Question

A company manufacture two types of toys A and B. type A requires 5 minutes each for cutting and 10 minutes for each assembling. Type B requires 8 minutes each for cutting and 8 minutes each for assembling. There are 3 hours available for cutting and 4 hours available for assembling in a day. He earns a profit of ₹50 each on type A and ₹60 each on type B. How many toys of each type should the company manufacture in a day to maximize the profit?

Answer 1

Let the company manufacture x and y numbers of toys A and B.

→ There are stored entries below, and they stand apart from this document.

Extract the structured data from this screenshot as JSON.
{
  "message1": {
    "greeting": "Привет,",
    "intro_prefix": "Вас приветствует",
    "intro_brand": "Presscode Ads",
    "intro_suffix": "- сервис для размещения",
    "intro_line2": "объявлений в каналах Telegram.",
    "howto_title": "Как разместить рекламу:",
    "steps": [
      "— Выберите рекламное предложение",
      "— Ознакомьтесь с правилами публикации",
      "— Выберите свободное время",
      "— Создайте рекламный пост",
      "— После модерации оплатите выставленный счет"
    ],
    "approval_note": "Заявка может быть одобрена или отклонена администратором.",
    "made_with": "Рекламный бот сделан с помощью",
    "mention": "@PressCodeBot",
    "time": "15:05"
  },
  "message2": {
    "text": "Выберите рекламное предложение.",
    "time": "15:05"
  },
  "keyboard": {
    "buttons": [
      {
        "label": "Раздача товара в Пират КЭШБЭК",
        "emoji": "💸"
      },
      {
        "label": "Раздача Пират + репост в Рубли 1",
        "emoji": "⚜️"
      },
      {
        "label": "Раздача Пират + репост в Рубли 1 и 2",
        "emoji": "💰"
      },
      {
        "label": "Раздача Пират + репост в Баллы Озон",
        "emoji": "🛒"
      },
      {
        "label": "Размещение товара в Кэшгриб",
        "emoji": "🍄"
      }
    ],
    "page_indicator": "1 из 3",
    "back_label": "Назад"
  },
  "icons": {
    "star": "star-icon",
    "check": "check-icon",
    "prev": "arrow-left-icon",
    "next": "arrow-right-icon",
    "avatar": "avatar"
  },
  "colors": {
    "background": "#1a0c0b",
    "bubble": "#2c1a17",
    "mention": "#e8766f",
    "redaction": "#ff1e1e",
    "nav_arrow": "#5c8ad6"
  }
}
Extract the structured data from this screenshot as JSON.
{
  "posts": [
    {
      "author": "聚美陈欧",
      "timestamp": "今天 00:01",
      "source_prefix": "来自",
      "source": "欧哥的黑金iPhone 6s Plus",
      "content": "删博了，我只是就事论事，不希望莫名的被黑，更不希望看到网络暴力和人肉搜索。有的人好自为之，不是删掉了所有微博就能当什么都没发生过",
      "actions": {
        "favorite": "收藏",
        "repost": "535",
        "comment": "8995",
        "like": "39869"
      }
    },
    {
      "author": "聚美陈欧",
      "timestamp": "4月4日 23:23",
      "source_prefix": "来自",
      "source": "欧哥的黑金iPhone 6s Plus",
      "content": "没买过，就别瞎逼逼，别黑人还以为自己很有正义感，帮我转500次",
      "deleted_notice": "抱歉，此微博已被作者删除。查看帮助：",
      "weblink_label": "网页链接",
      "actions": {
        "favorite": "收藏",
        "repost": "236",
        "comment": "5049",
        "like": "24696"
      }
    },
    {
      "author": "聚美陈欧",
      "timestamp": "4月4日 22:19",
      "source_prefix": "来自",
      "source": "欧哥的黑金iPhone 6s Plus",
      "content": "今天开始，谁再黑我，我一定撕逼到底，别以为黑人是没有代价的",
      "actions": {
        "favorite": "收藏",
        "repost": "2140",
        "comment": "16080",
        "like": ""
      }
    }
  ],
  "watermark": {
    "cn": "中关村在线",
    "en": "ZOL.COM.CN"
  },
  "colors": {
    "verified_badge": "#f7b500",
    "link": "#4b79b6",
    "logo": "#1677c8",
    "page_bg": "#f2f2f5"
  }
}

∴According to the question,

5X + 8y ≤ 180, 10x + 8y ≤ 240, x ≥ 0, y ≥ 0

Maximize Z = 50x + 60y

The feasible region determined 5X + 8y ≤ 180, 10x + 8y ≤ 240, x ≥ 0, y ≥ 0 is given by

The corner points of feasible region are A(0,0) , B(0,22.5) , C(12,15) , D(24,0).

The value of Z at corner point is

Corner Point	Z = 50x + 60y
A(0, 0)	0
B(0, 22.5)	1350
C(12, 15)	1500	Maximum
D(24, 0)	1200

The maximum value of Z is1500 and occurs at point (12,15).

The company should manufacture 12 A toys and 15 B toys to earn profit of rupees 1500.